Anorexia is having a moment. A new Netflix movie called To The Bone humanizes sufferers. The characters in the movie are quirky and lovable and trying so hard to get better.

But there's an even darker side to anorexia: some people like being sick. And they turn to each other to stay that way.

A hidden underworld exists online where anorexics swap tips and secrets on how to cut calories, hide their bingeing from parents and eat the minimum number of calories to avoid headaches and fainting and death.

There are dozens of forums, from MyProAna.com to Redddit's /r/proED. There are private groups on Kik, WhatsApp and Snapchat. 

The people on these forums say they aren't ready to recover — even though the mortality rate for anorexia is the highest of any mental illness. Sickness feeds their soul. And so does the attention from other anorexics.

They post photos of their bodies — their vertebrae, collarbones and ribs sticking out of the skin like the corpse of a deer that died in the desert. "So jealous!" come the comments. To a girl whose hips looks like she just came out of a concentration camp, and whose ribs look like that Ethiopian kid from the 1980s famine, they say, "perfection!"

This is called "thinspo" or "bonespo," which is inspiration to reveal the bone. There's even a more soul-rattling level of darkness called "meanspo," which is where kids bully each other thin, to motivate eat other by calling each other fat. "I'd cringe if I had to watch you eat." "On the bright side, you can use your fat folds to store more food." "Are you scared your lover will drown in your fat rolls?" It's Mean Girls, but with a higher suicide rate.

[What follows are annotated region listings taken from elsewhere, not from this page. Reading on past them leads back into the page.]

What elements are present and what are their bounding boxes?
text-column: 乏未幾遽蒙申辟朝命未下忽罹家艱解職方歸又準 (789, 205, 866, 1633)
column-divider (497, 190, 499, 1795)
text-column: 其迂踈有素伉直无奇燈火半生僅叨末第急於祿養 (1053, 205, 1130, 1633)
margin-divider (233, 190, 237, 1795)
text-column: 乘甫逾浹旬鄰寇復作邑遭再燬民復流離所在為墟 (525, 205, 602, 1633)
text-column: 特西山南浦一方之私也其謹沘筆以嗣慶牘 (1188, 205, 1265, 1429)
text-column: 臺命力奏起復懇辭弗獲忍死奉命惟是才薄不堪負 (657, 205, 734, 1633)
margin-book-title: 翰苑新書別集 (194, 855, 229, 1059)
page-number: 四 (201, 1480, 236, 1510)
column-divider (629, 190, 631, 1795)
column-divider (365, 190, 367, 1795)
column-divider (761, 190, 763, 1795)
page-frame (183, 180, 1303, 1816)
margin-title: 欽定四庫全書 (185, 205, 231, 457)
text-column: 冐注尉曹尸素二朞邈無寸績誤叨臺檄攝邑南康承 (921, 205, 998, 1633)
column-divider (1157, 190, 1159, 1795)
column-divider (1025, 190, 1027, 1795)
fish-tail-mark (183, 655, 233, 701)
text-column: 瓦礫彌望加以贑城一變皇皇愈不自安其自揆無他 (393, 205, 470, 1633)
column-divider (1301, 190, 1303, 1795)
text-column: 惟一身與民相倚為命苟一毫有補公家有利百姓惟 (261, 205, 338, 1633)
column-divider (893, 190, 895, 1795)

[Uploaded to MyProAna.com]

All feed the desire to stay sick.

Anorexia is a disease experts call Egosyntonic. That's a mental illness that a person doesn't want to cure, because it's in harmony with how they think of themselves. Narcissistic personality disorder is one of them. A man who is a narcissist might have inflated self esteem. That unwarranted self-love gives him the confidence to rise all the way to, say, an NBC TV show and the Oval Office. Narcissism can help.

In the same way, some women see anorexia as a ticket to modeling jobs, boyfriends and social media likes. Anorexia, sickeningly, might actually help them. Because in America, there's only a thin line between the girls on the Pro-Ana websites and the models in the Christian Dior ads and on the arms of musicians. Even though it afflicts both sexes, there are almost no men on the Pro-Ana websites — there's no real social advantages to being a rail-thin dude.

The damage from these Pro-Anorexia websites is serious. "I can’t stress how easy it is to access this information, how specific and well-explained it is," Mia Findlay, who struggled with eating disorders, told BuzzFeed News “[I accessed these sites] three years into my six-year eating disorder and that moment I can pinpoint that my eating disorder went from mild to very, very serious.”

[Uploaded to MyProAna.com]

France criminalized these Pro-Ana websites in 2015. There are calls for Australia to do the same. It's unlikely America could follow; free speech laws are strong here. And though Instagram banned hashtags that were pro-ana, teens found ways around them.

Between 1 and 4 percent of women will have an eating disorder at some point in their lives. Men get the disease, too, but less. Desperate, some are turning to radical treatments. Ketamine — a dissociative drug — was found to treat anorexia. A study published last week shows that the hallucinogenic drug ayahuasca can work. "I don’t have any anxiety anymore or depression and I would attribute [this] to ayahuasca," a woman told the researcher, Adele LaFrance. "It just rewires your brain."

For now, anorexia is a disease short on miracle cures. Of anorexics, 4 percent will die in the next 25 years. With pro-ana websites, those deaths are being chronicled and even celebrated — to the bone.